Secondly, the Kurdish YPG in Rojava (Northern Syria, the largely Kurdish bit) has close links with the Marxist PKK (the Kurdish group who has fought against Turkey intermittently for decades and who have proved simply impossible for the Turks to completely crush). This means that from the perspective of a politically Islamic Turkish President like Tayyip Erdogan, who by all accounts has a personality and inclinations probably best described as ‘Putinesque’, he probably sees this as simply one mildly simpatico but unduly exuberant Islamic group who may well be a problem in the future, wiping out a largely secular and hostile-to-the-Turks Kurdish group who are a problem right now. Plus once Kobani falls, the Islamic State can then concentrate on getting rid of Assad, which is really what Tayyip Erdogan’s government in Turkey wants.
So expecting Turkey to sweep in and save Kobani is unrealistic. I expect this is the calculation: if the YPG triumphs and creates a Kurdish controlled Rojava (the Kurdish north of Syria bordering on Turkey), it will encourage Kurdish nationalism in Turkey. Even worse, as Southern Kurdistan (Kurdish Northern Iraq, capital of Erbil) now has an excellent chance of becoming an independent nation (it is already largely autonomous), it is possible Rojava might unify with South Kurdistan, which would really stoke the fires of Kurdish nationalism. And as Turkey does not want a major resurgence of Kurdish insurgency in Turkey (there is currently an agreement with the Kurds there), they are happy to see the Islamic State crush the Syrian Kurdish YPG.
That said, when I ran this past my Kurdish chums who live near Kirkuk, they mostly agreed but noted that as the YPG are Marxist and the PKK are Marxist, they are natural allies (addendum: upon them reading this article, my Kurdish friends said I should have written “hand in glove” as they would be more accurate than mere ‘allies’)… however South Kurdistan is a multi-party democracy (the ruling coalition is the politically secular centrist KDP and leftist PUK, and the main opposition is the aggressively secular centre-right Gorran Movement).
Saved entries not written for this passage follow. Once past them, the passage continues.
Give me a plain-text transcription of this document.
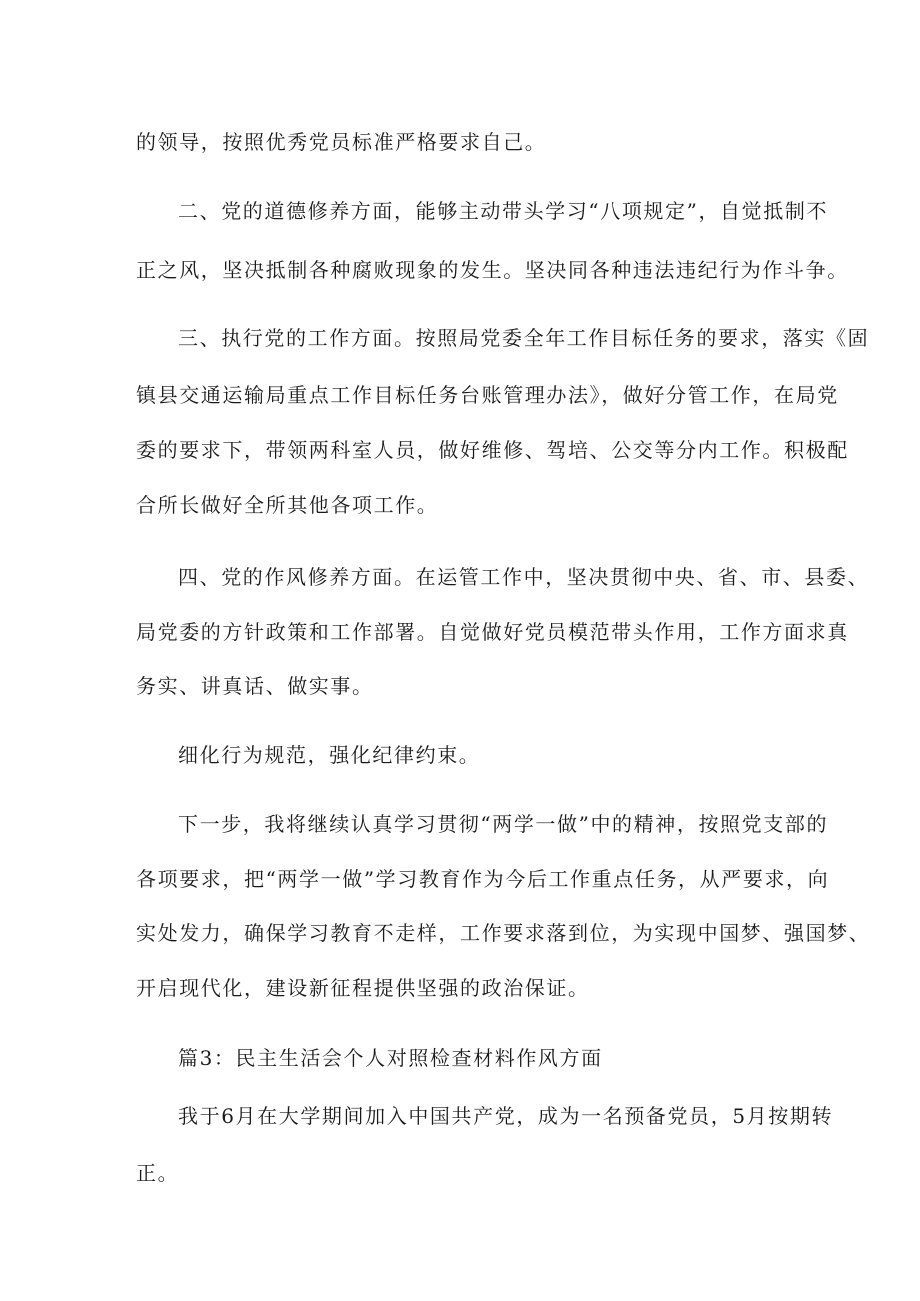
的领导，按照优秀党员标准严格要求自己。
二、党的道德修养方面，能够主动带头学习“八项规定”，自觉抵制不
正之风，坚决抵制各种腐败现象的发生。坚决同各种违法违纪行为作斗争。
三、执行党的工作方面。按照局党委全年工作目标任务的要求，落实《固
镇县交通运输局重点工作目标任务台账管理办法》，做好分管工作，在局党
委的要求下，带领两科室人员，做好维修、驾培、公交等分内工作。积极配
合所长做好全所其他各项工作。
四、党的作风修养方面。在运管工作中，坚决贯彻中央、省、市、县委、
局党委的方针政策和工作部署。自觉做好党员模范带头作用，工作方面求真
务实、讲真话、做实事。
细化行为规范，强化纪律约束。
下一步，我将继续认真学习贯彻“两学一做”中的精神，按照党支部的
各项要求，把“两学一做”学习教育作为今后工作重点任务，从严要求，向
实处发力，确保学习教育不走样，工作要求落到位，为实现中国梦、强国梦、
开启现代化，建设新征程提供坚强的政治保证。
篇3：民主生活会个人对照检查材料作风方面
我于6月在大学期间加入中国共产党，成为一名预备党员，5月按期转
正。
However the Kurdish Syrian YPG imposed its control over Rojava against other Syrian Kurdish political groups at gunpoint. I asked my friends “Why do many see the YPG as terrorists?” to which they replied “Because they kind of are”. The general view they shared was that whilst the YPG are admired for their spirited defence of Rojava against the Islamists, and for their cross border rescue of the Yezidi Kurds in Iraq near Mt. Sinjar, in the event the region was ever unified with South Kurdistan, they would probably be a ‘problem’. The way it was described to me was, and I quote: “a Marxist party winning overall power in an election in Erbil is about as likely as a politically Mormon party winning”… a notion which did make me laugh I must confess. But Marxists tend to not just shrug and say “oh well” when that happens.
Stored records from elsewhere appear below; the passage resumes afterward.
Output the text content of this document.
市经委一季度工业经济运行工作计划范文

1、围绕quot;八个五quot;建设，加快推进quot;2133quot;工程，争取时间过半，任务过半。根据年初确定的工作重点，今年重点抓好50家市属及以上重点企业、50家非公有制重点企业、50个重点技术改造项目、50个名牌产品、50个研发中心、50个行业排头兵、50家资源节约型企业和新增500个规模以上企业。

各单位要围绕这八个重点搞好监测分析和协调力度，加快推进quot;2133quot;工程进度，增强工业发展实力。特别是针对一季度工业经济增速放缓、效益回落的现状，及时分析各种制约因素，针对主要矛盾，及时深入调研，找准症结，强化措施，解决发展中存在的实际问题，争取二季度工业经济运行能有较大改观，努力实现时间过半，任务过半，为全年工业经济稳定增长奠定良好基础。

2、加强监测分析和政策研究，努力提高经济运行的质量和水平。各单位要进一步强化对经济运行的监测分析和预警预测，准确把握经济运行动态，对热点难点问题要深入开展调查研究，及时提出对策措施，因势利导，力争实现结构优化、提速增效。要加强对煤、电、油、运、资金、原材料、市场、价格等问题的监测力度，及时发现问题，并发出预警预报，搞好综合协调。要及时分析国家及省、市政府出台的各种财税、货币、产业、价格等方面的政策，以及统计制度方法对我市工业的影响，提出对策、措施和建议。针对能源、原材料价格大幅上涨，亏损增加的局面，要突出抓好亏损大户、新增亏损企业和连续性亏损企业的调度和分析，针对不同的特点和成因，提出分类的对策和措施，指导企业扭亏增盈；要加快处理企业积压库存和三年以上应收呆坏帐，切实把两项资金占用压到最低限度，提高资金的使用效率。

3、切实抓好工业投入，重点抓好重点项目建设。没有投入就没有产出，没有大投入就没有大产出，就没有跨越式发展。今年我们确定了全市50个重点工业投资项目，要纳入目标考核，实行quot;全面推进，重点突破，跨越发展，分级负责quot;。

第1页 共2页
And thus whilst there is horror in South Kurdistan at the notion of Kobani falling to the Islamic State, there are some in Erbil who actually prefer to play footsie with Turkey and although they wish the people of Kobani well, they will not be heartbroken to see the YPG taken down a peg. And if anyone doubts that the Kurds in Erbil have a deal with the Turkish government, ask yourself this: much to the anguish of the rump Iraqi government in Baghdad, Erbil has been selling its oil independently. Take a look at the map and then figure out who is enabling that to happen.
So if the Turks do rescue Kobani at the last moment, it will only be because they have milked the political advantage sufficiently to have extracted some very sweet deals behind the scenes. My guess is that they will just let the YPG be crushed. But we will know soon enough it seems.
So how was that for some labyrinthine speculation?